Today's most successful approaches use statistical (or hybrid) machine translation. Moses is a great open source example that presents a fine baseline when training with good parallel language data and language models. However, it uses Bayesian statistics that uses phrase co-occurrences and words in context to define a probabilistic generative model for translation. While it provides impressive results, it is still a far cry from fluent (and adequate) output. Additionally, if he wants to claim that speech translation will also be up to par, he is also requiring researchers to perfect speech recognition. Granted, he's giving us researchers 18 years to develop a solution, I still think he's underestimating the challenges statistical systems need to overcome.
If you're interested in learning more about machine translation, I invite you to take a look at the EuroMatrixPlus project.
He's been saying this for years. 2029 = computers reach human intelligence, 2040 = Singularity, where we either merge with them, or we get left behind. It's all in the 2009 documentary Transcendent Man. So... why is this news?
I8-D
is a science fiction author that cannot think of a plot.
It seems to me there's a major issue that Kurzweil is glossing over. When humans speak, regardless of what language is used, there is actually very little information passing through media, whether that be words moving through the air via longitudinal waves or moving over circuits as voltage differentials, or whatever. The actual information passing is very small.
What is NOT small though, is the utterly vast shared experience that humans have. The words themselves are just little signposts or markers for these concepts. Some of them are practical, some of them are abstract. I'm not saying you can't ever teach the essence of these concepts to computers, but it seems to me that it's difficult to know even where to start. For me this is a non-trivial problem and any 'deeper' translation that isn't just shifting words and syntax around will have to grapple with the meaning and intent behind language.
What seems more likely to me is that we could well create some kind of complex AI but it would be essentially 'alien' to us and our everyday experience/dispositions.
I do not want your cheap brainburning drugs. They are useless for work. And I am a working man today.
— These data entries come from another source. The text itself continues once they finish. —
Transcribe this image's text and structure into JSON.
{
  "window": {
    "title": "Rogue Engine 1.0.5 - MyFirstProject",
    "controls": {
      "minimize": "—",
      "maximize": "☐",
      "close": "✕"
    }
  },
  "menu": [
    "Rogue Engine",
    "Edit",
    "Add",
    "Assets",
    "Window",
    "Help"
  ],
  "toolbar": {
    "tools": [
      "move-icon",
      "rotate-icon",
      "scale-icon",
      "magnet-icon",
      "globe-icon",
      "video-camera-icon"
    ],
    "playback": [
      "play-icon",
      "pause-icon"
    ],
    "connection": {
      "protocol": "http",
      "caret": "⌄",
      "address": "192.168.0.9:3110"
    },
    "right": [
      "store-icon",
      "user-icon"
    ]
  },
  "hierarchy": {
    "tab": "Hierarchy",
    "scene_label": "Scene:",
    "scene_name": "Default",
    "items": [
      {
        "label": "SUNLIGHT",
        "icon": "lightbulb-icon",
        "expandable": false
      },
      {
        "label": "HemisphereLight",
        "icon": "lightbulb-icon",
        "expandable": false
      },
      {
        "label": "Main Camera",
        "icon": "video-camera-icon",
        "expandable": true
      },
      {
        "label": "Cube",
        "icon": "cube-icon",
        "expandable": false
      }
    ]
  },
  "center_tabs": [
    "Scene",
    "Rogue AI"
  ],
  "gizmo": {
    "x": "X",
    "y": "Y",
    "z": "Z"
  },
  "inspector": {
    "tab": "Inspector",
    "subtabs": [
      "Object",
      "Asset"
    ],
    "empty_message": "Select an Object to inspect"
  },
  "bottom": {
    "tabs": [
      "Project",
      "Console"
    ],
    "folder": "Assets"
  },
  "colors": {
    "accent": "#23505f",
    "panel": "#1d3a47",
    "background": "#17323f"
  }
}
I mean, Ray Kurzweil believes in "alkalinized water" and dismisses just adding sodium bicarbonate, because the HNO3- molecule won't work as well as the HO- molecule... which entirely disregards that HNO3- interacts with H2O to make H2NO3 and HO-. http://glowing-health.com/alkaline-water/ray-kurzweil-alkaine-water.html
Sodium bicarbonate (aka baking soda) has a molecular formula of NaHCO3. There is no nitrogen in it, and it seems you merely need to s/N/C in your quote. Somewhat ironically given your particular typo, HNO3 is nitric acid, which is a very strong acid (pKa =~ -1.4, which implies that it will completely dissociate in water) and is most certainly not alkaline. Furthermore, note that HNO3 would have no charge as written, and NO3- (nitrate) would have a - charge for the polyatomic ion. However, your typo and the subject molecules are interesting from a biochemistry perspective.
Bicarbonate (HCO3-) is a weak acid/base and is amphiprotic and amphoteric. Many biological organisms, humans included, use bicarbonate as a buffer molecule to maintain blood pH within the very narrow pH band required for the organism's survival.
The rule of thumb for buffer solutions is that they are most effective within pH +/- 1 of the pKa of the relevant moiety. Of course, in biological systems, the buffer isn't "static" and the organism expends energy to maintain homeostasis. Here's an example of the blood pH bicarbonate buffer using the Hendersen-Hasselbach equation. You can see the blood pH (7.4) is outside the +/- 1 pH of the pKa of bicarbonate (~6.1), and therefore the dissociation ratio is 20:1. Obviously, this buffer solution wouldn't work well if the organism didn't constantly rebalance it.
Your body uses the lungs to maintain the buffer, and this is why your blood can become more alkaline if you hyperventilate (respiratory alkalosis).
Haha, how's that for an off-topic tangent?